Friday, February 18, 2011

The New Me

Hello,

Yesterday I had a new experience. I have always bought make-up off the shelf. In a magazine that I got for Christmas a certain brand was recommended as being the best for covering the red in faces. Now I know I have quite a lot of red on my face so I decided to go for it. It is probably incomprehensible to most of you, but it took a bit of courage for me to go to this store that sells this brand because I knew I would not be able to just take the bottle off the shelf myself. Instead I would have to talk to the dreaded salesperson.

I blame all this discomfort on my mother who is not here to defend herself. She was quite timid about talking to people in the stores or returning anything or creating any kind of waves. Somehow I seem to have picked up some, okay maybe a lot of that from her. I was able to convince myself that they would not hurt me; in fact they would want to sell their products to me. Oh no, maybe they would be pushy and I do not like dealing with that. “Oh for heaven’s sake,” I bossed myself, “just do it.”

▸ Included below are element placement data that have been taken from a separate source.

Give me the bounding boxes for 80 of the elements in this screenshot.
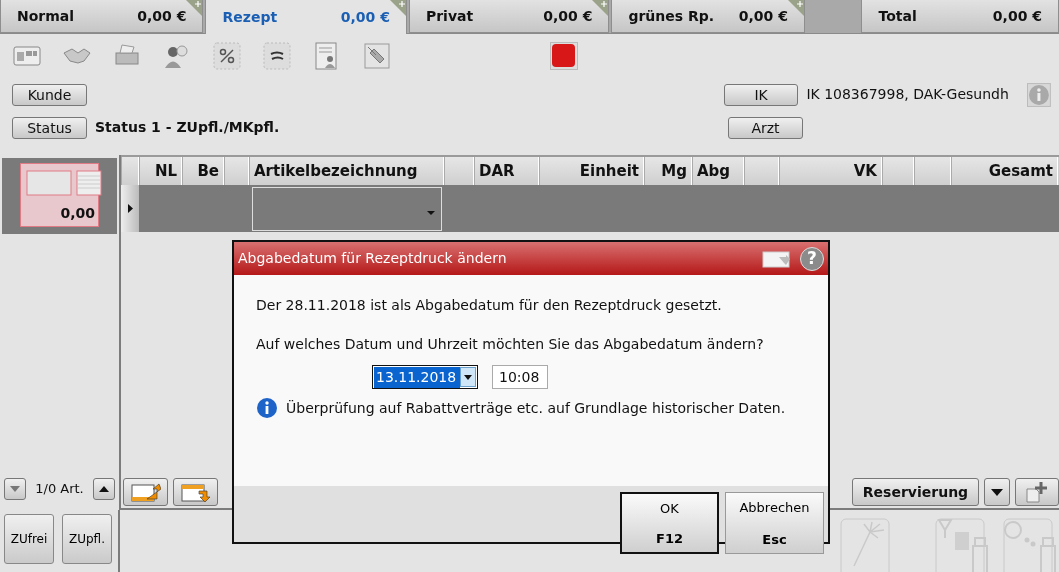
column-header[interactable]: Abg xyxy=(692,157,744,185)
scroll-up-button[interactable] xyxy=(93,478,115,500)
caret-icon xyxy=(427,211,435,215)
dialog-button[interactable]: OK F12 xyxy=(620,492,719,554)
new-document-icon xyxy=(1024,481,1050,503)
tab[interactable]: Rezept 0,00 € xyxy=(205,0,407,34)
column-header[interactable]: Gesamt xyxy=(951,157,1058,185)
tab[interactable]: grünes Rp. 0,00 € xyxy=(611,0,805,33)
caret-icon[interactable] xyxy=(460,367,476,387)
dandelion-icon xyxy=(840,518,890,572)
column-header[interactable]: DAR xyxy=(474,157,539,185)
column-header[interactable]: Artikelbezeichnung xyxy=(249,157,444,185)
add-corner-icon[interactable] xyxy=(389,0,406,16)
insurance-text: IK 108367998, DAK-Gesundh xyxy=(806,85,1010,104)
column-header[interactable]: NL xyxy=(139,157,182,185)
stop-button[interactable] xyxy=(550,42,578,70)
new-document-button[interactable] xyxy=(1015,478,1059,506)
tab-label: Total xyxy=(878,6,917,26)
blank-column-header[interactable] xyxy=(121,157,139,185)
article-dropdown[interactable] xyxy=(252,187,442,231)
up-arrow-icon xyxy=(99,486,109,492)
quick-button[interactable]: ZUfrei xyxy=(4,514,54,564)
dialog-button[interactable]: Abbrechen Esc xyxy=(725,492,824,554)
status-text: Status 1 - ZUpfl./MKpfl. xyxy=(95,118,280,137)
ik-button[interactable]: IK xyxy=(723,83,799,106)
pills-swap-icon xyxy=(1003,518,1059,572)
customer-button[interactable]: Kunde xyxy=(12,83,87,106)
blank-column-header[interactable] xyxy=(744,157,779,185)
tab[interactable]: Total 0,00 € xyxy=(861,0,1059,33)
add-corner-icon[interactable] xyxy=(592,0,609,16)
table-arrow-icon xyxy=(130,482,161,503)
down-arrow-icon xyxy=(10,486,20,492)
scroll-down-button[interactable] xyxy=(4,478,26,500)
bottle-swap-icon xyxy=(935,518,991,572)
blank-column-header[interactable] xyxy=(224,157,249,185)
tab[interactable]: Privat 0,00 € xyxy=(408,0,610,33)
add-corner-icon[interactable] xyxy=(788,0,804,16)
column-header[interactable]: Einheit xyxy=(539,157,644,185)
column-header[interactable]: Be xyxy=(182,157,224,185)
row-pointer-icon xyxy=(127,204,133,213)
date-value: 13.11.2018 xyxy=(374,366,460,388)
doctor-button[interactable]: Arzt xyxy=(728,116,803,139)
tab-amount: 0,00 € xyxy=(543,6,593,26)
dialog-message: Der 28.11.2018 ist als Abgabedatum für den Rezeptdruck gesetzt. xyxy=(256,296,723,315)
tab[interactable]: Normal 0,00 € xyxy=(0,0,204,33)
dialog-title: Abgabedatum für Rezeptdruck ändern xyxy=(238,249,508,268)
status-button[interactable]: Status xyxy=(12,116,87,139)
export-table-button[interactable] xyxy=(173,478,218,506)
receipt-icon xyxy=(26,170,102,196)
time-field[interactable]: 10:08 xyxy=(492,365,548,389)
pin-icon[interactable] xyxy=(362,41,392,71)
table-arrow-icon xyxy=(180,482,211,503)
tab-label: grünes Rp. xyxy=(628,6,715,26)
percent-icon[interactable] xyxy=(212,41,242,71)
tab-label: Privat xyxy=(425,6,474,26)
article-count: 1/0 Art. xyxy=(34,480,85,499)
info-text: Überprüfung auf Rabattverträge etc. auf Grundlage historischer Daten. xyxy=(286,398,786,418)
receipt-amount: 0,00 xyxy=(60,204,95,223)
caret-icon xyxy=(991,488,1003,496)
import-table-button[interactable] xyxy=(123,478,168,506)
blank-column-header[interactable] xyxy=(882,157,914,185)
column-header[interactable]: Mg xyxy=(644,157,692,185)
reservation-button[interactable]: Reservierung xyxy=(852,478,979,506)
info-icon xyxy=(256,397,278,419)
tab-amount: 0,00 € xyxy=(340,7,390,27)
quick-button[interactable]: ZUpfl. xyxy=(62,514,112,564)
column-header[interactable]: VK xyxy=(779,157,882,185)
blank-column-header[interactable] xyxy=(914,157,951,185)
tab-amount: 0,00 € xyxy=(992,6,1042,26)
dialog-question: Auf welches Datum und Uhrzeit möchten Sie das Abgabedatum ändern? xyxy=(256,335,765,354)
add-corner-icon[interactable] xyxy=(186,0,203,16)
dropdown-button[interactable] xyxy=(984,478,1010,506)
tab-label: Normal xyxy=(17,6,75,26)
blank-column-header[interactable] xyxy=(444,157,474,185)
date-field[interactable]: 13.11.2018 xyxy=(372,365,478,389)
info-icon[interactable] xyxy=(1027,82,1051,107)
tab-amount: 0,00 € xyxy=(738,6,788,26)
tab-label: Rezept xyxy=(222,7,278,27)
receipt-card[interactable]: 0,00 xyxy=(20,163,99,227)
tab-amount: 0,00 € xyxy=(137,6,187,26)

As I approached the counter and before I could veer off in another direction, a nice young woman asked if I needed help. From then on it was really quite painless. I had earlier told Leroy that people have told me that they did not think I wore make up when I never go out without it. What does that mean? It does little good? After this woman had color tested on my face, I asked, “Does it matter if I am wearing make-up?”

“Oh yes, I was probably matching the make-up,” she said, “I did not think you were wearing any.”

Even looking closely at my face under bright lights she could not see it. What does that mean? It blends perfectly, but covers little?

I ended up buying the make-up and a cover up for under the eyes.
Guilt set in as I told Leroy, “I spent more at one time on make-up than I have ever done.”

I wailed, “Maybe it is more than I have spent when you add them all together.”

“How do I look?” I wanted to know.

After scrutinizing my face, Leroy pronounced it very good.

I relaxed and felt better. I too thought it was very nice, but it helps to have some affirmation.

Maybe I had been spending far too much because the make-up was not doing for me what I wanted it to do? Even make-up and self esteem are complicated issues.